There would be a desire for closer co-operation between the Gulf states, including at a military level, in order to improve crisis-management capabilities. Yet it would be equally important to prevent a polarisation of the region into rival camps in a way that increased the potential for misunderstanding and the risk of conflict. Those countries more likely to interpret Iranian behaviour within the framework of national interests would want to establish confidence-building arrangements and maintain relations on a pragmatic basis, although their freedom to do so might become increasingly constrained as international pressure to isolate Iran grew in the medium term.

There has been a lack of attention to Iran’s role as a ‘strategic regional player’. The long-term security interests of the region mean that sooner or later a way will need to be found to accommodate Iran’s national aspirations in a manner that benefits all. The best way to discourage it from acquiring nuclear weapons would be to explore that option now. This requires a more open and inclusive regional order, a willingness to turn away from zero-sum thinking and look to Iran as a potential problem solver in dealing with issues like Syria, and a conscious effort to deepen regional economic integration by harnessing Iran’s enormous potential to the commercial dynamism of its Gulf neighbours.

This is an ambitious agenda to take forward, especially given what the authors say about the relative size and power of the smaller Gulf states.
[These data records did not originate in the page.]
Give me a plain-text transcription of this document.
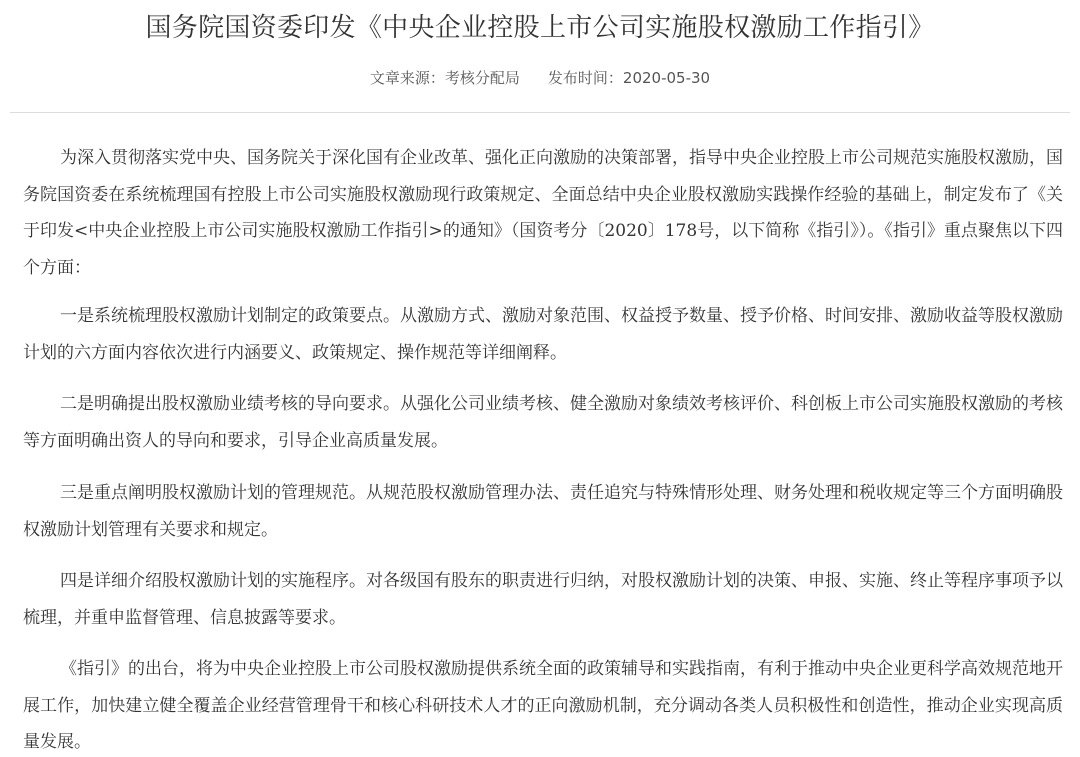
国务院国资委印发《中央企业控股上市公司实施股权激励工作指引》
文章来源：考核分配局 发布时间：2020-05-30

为深入贯彻落实党中央、国务院关于深化国有企业改革、强化正向激励的决策部署，指导中央企业控股上市公司规范实施股权激励，国务院国资委在系统梳理国有控股上市公司实施股权激励现行政策规定、全面总结中央企业股权激励实践操作经验的基础上，制定发布了《关于印发<中央企业控股上市公司实施股权激励工作指引>的通知》（国资考分〔2020〕178号，以下简称《指引》）。《指引》重点聚焦以下四个方面：

一是系统梳理股权激励计划制定的政策要点。从激励方式、激励对象范围、权益授予数量、授予价格、时间安排、激励收益等股权激励计划的六方面内容依次进行内涵要义、政策规定、操作规范等详细阐释。

二是明确提出股权激励业绩考核的导向要求。从强化公司业绩考核、健全激励对象绩效考核评价、科创板上市公司实施股权激励的考核等方面明确出资人的导向和要求，引导企业高质量发展。

三是重点阐明股权激励计划的管理规范。从规范股权激励管理办法、责任追究与特殊情形处理、财务处理和税收规定等三个方面明确股权激励计划管理有关要求和规定。

四是详细介绍股权激励计划的实施程序。对各级国有股东的职责进行归纳，对股权激励计划的决策、申报、实施、终止等程序事项予以梳理，并重申监督管理、信息披露等要求。

《指引》的出台，将为中央企业控股上市公司股权激励提供系统全面的政策辅导和实践指南，有利于推动中央企业更科学高效规范地开展工作，加快建立健全覆盖企业经营管理骨干和核心科研技术人才的正向激励机制，充分调动各类人员积极性和创造性，推动企业实现高质量发展。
However, it is worth remembering that after the Second World War the Benelux countries played a disproportionately influential role in building a peaceful and united Europe based on trade and commerce. Small states with big ideas can make a difference.

Mohammed Mahfoodh Al Ardhi is a graduate from the RAF College, Cranwell with a Bachelor of Science in Military Science. Al Ardhi rose to become head of the Omani Air Force, a position he held for ten years. Following his military service, Al Ardhi earned a Master of Public Administration from the John F Kennedy School of Government at Harvard University. He was appointed vice-chairman of the National Bank of Oman (NBO) in 2010, and serves on the International Advisory Board of the Brookings Institution in Washington, DC and is a trustee for the Eisenhower Fellowship in Philadelphia. Al Ardhi is the author of two books: Arabs Down Under and Pearls from Arabia.